The Observatory building in Kreuzberg was actually the Observatory's second home. The Observatory, as an organization, was originally inaugurated in 1700 in connection with the founding of the Brandenburg Society under the direction of the famous mathematician Leibniz, and has the distinction of being the oldest-existing observatory ( i.e. as an institution ) in "Germany". The first Observatory building came into service in 1711 and was based in present-day Dorotheenstraße .

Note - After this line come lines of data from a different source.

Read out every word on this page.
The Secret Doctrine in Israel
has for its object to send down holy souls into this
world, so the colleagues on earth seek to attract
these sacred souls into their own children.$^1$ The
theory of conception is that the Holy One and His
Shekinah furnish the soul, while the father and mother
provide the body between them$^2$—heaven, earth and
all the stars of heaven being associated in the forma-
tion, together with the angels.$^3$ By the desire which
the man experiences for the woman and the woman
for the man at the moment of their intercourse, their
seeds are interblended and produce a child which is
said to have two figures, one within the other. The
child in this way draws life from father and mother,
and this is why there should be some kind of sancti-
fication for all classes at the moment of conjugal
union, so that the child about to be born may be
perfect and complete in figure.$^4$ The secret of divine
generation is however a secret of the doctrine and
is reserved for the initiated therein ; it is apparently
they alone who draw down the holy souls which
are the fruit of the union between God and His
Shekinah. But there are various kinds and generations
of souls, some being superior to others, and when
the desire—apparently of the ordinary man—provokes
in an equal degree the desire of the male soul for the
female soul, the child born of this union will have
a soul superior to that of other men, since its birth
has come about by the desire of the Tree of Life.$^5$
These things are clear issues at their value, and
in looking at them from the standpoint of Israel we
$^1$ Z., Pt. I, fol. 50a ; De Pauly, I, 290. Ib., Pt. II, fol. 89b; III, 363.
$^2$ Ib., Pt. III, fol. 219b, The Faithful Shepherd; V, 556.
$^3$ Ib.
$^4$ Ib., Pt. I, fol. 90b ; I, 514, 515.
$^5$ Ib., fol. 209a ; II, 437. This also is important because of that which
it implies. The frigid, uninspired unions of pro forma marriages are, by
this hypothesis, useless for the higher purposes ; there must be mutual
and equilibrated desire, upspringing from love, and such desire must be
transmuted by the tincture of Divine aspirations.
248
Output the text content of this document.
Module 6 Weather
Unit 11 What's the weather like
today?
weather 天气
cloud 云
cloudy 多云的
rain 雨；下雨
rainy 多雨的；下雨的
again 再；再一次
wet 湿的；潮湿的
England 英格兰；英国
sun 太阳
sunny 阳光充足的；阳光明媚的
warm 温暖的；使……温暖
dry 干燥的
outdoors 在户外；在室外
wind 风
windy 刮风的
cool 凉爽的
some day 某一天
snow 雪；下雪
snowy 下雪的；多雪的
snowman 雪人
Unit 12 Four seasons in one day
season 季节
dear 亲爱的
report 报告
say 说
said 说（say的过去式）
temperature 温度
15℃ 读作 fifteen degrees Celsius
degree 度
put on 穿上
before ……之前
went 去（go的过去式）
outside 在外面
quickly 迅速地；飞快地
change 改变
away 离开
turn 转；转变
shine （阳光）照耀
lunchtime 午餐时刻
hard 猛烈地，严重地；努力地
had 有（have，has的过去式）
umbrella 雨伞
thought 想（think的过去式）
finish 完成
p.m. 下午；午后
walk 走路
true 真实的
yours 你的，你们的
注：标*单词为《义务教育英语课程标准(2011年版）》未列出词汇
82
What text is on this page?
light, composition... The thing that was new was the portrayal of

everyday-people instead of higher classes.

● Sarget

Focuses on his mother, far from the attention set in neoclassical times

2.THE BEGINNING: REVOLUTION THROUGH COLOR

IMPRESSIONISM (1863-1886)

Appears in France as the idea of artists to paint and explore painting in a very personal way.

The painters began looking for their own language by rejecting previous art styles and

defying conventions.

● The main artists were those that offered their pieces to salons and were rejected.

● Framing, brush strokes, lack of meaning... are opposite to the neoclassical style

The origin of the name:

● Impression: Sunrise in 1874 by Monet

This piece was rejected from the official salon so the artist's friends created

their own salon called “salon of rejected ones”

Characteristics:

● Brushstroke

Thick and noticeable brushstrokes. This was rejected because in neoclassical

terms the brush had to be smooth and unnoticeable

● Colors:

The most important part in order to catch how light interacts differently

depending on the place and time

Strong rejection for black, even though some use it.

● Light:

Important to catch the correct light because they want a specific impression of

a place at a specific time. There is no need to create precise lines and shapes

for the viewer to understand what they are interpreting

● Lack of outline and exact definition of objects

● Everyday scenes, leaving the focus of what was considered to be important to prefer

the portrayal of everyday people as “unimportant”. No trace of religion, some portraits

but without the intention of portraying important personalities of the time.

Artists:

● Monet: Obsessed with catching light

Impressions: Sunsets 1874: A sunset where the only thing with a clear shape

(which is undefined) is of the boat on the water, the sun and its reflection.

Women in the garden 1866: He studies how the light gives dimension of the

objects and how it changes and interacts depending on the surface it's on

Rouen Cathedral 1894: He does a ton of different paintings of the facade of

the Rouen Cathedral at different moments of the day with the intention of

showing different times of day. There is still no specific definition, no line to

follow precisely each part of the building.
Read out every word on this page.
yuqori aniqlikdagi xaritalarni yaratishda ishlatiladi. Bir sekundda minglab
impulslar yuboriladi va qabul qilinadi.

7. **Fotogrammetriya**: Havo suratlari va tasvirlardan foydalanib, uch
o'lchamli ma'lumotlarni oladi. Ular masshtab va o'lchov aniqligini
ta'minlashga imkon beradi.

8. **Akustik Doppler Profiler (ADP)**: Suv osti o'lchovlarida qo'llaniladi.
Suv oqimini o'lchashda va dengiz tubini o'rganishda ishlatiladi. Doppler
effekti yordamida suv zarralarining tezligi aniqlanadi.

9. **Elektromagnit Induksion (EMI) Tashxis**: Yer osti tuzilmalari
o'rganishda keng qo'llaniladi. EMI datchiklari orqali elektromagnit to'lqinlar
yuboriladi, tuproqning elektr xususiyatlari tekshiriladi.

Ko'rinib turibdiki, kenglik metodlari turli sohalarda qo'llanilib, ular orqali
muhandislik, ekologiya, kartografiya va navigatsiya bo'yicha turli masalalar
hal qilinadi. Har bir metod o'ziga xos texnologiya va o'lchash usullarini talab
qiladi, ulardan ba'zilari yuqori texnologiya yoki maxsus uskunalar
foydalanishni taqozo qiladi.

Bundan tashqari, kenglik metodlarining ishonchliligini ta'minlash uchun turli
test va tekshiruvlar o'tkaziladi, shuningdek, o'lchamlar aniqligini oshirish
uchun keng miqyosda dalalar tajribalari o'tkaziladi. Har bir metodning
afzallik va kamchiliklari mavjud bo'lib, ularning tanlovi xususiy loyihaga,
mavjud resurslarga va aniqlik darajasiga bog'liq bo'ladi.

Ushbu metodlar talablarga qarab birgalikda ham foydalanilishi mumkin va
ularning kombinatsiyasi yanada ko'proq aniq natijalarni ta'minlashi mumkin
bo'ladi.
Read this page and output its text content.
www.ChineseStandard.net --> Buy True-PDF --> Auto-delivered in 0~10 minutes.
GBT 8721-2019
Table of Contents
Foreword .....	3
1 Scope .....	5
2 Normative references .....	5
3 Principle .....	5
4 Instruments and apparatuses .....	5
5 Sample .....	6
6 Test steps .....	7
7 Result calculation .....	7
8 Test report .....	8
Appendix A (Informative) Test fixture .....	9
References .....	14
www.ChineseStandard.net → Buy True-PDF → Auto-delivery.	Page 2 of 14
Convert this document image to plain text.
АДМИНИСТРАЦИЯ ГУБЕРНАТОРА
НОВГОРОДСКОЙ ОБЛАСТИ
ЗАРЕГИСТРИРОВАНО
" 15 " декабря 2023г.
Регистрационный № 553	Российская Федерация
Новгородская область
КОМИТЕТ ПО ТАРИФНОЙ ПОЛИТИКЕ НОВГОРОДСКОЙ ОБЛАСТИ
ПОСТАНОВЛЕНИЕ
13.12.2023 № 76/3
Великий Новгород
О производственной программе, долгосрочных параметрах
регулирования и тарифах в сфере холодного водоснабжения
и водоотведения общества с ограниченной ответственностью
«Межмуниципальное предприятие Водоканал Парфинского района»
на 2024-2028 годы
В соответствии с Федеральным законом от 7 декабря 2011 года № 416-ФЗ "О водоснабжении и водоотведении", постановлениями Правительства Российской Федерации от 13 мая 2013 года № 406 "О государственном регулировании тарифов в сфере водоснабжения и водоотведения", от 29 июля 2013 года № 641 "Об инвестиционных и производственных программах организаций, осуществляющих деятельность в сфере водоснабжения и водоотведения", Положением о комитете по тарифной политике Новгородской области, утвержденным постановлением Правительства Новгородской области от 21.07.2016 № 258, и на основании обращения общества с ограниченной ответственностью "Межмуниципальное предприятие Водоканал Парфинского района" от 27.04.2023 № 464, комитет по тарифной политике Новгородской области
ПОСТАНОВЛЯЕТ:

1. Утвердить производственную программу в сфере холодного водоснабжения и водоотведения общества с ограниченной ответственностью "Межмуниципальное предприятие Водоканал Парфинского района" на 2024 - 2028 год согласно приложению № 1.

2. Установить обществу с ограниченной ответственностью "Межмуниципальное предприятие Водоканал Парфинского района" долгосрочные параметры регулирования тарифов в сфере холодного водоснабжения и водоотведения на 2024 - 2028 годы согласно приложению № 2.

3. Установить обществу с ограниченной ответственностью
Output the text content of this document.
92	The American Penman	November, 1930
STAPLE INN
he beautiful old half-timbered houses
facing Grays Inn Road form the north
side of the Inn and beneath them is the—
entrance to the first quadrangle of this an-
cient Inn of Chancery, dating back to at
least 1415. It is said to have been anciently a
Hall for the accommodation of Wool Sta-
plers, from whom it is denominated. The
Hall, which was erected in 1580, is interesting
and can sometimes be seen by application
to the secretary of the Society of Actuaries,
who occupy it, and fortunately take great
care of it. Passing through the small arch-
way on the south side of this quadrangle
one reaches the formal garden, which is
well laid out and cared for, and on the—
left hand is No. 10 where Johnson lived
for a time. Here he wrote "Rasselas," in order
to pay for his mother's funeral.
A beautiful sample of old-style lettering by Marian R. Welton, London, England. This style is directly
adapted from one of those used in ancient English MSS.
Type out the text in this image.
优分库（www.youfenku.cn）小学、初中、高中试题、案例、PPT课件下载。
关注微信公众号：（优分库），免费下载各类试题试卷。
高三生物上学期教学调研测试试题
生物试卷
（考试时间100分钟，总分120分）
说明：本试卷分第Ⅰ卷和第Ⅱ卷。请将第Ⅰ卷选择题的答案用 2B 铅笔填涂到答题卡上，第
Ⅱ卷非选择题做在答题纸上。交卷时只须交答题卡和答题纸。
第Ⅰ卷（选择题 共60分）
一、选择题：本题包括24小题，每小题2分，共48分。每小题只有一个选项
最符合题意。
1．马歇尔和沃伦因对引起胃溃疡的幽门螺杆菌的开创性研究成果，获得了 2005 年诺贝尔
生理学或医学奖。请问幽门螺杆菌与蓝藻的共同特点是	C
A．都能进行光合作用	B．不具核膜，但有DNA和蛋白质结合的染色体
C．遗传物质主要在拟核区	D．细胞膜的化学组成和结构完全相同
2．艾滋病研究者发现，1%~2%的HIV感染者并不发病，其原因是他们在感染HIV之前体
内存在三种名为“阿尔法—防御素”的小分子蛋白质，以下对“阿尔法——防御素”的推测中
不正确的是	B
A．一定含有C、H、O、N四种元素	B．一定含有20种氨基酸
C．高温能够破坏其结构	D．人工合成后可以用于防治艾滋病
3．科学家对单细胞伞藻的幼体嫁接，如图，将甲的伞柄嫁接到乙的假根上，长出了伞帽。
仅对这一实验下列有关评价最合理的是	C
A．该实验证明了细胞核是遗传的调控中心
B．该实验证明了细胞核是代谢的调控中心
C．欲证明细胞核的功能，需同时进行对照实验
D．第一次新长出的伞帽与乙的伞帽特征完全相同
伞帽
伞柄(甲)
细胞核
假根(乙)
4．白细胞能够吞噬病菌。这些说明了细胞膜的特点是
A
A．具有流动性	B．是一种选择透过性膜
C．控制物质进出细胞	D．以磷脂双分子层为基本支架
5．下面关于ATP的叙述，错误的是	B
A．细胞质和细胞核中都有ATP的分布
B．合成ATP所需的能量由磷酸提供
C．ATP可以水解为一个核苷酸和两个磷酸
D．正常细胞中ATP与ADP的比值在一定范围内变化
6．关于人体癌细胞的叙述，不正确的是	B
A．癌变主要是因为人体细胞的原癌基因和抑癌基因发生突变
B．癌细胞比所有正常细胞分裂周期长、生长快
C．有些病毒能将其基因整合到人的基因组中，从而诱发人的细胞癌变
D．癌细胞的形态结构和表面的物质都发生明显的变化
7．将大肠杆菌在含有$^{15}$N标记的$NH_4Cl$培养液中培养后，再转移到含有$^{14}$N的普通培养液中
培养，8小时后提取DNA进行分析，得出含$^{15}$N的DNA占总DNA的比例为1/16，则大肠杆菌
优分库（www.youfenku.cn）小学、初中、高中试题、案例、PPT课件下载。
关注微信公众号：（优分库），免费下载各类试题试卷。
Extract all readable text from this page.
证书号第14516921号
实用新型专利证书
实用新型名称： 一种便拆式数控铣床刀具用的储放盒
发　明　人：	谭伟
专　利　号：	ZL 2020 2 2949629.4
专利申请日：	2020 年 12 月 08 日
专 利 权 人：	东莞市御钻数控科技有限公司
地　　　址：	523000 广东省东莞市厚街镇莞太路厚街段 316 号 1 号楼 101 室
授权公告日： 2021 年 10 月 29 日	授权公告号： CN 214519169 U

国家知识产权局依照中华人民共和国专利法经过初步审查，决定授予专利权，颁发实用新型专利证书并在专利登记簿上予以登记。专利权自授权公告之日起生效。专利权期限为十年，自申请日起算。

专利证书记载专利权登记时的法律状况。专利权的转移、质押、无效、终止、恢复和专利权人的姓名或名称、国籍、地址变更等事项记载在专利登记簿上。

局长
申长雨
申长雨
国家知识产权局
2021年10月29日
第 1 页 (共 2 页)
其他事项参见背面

In 1700 Germany did not actually exist as an entity and Berlin was a much less important town than it became later. The founding of the society was possibly all part of the first indications of Berlin's new confidence in itself as a city. In 1700 it was the capital of the state of Brandenburg, part of the Holy Roman Empire. By 1763 Brandenburg had become Prussia, a fully independent and enlarged state which continued to expand and became the state around which German unification was achieved in 1871. Leibnitz's society had, along the way, become the renowned Prussian Academy of Sciences.
After the Second World War, the Observatory came again under the control of the (now DDR) Academy of Sciences after being, since 1919, under the full control of the University. However many of its instruments were shipped off to the Soviet Observatories of Pulkovo and Simeis to compensate for damage caused to these observatories by the Nazis (including the 120 cm. reflecting telescope).
The external view of the Observatory, in An der Sternwarte (Rosa Luxembourg Strasse), is fairly constricted, although it could be combined with a visit to the adjacent Babelsberg Park, on the banks of the Havel river.
There is a Department of Astronomy and Astrophysics at the Technical University of Berlin. Apart from their main observatory in Dahlem, they have a satellite station based in the Wilhelm-Foerster-Observatory.
The eastern suburb of Adlershof is one of the two bases ( the other is in Stuttgart) of the DLR Institute of Planetary Research (DLR being the national aviation and space research body). This Institute has responsibility for the cameras on the Mars 96 mission.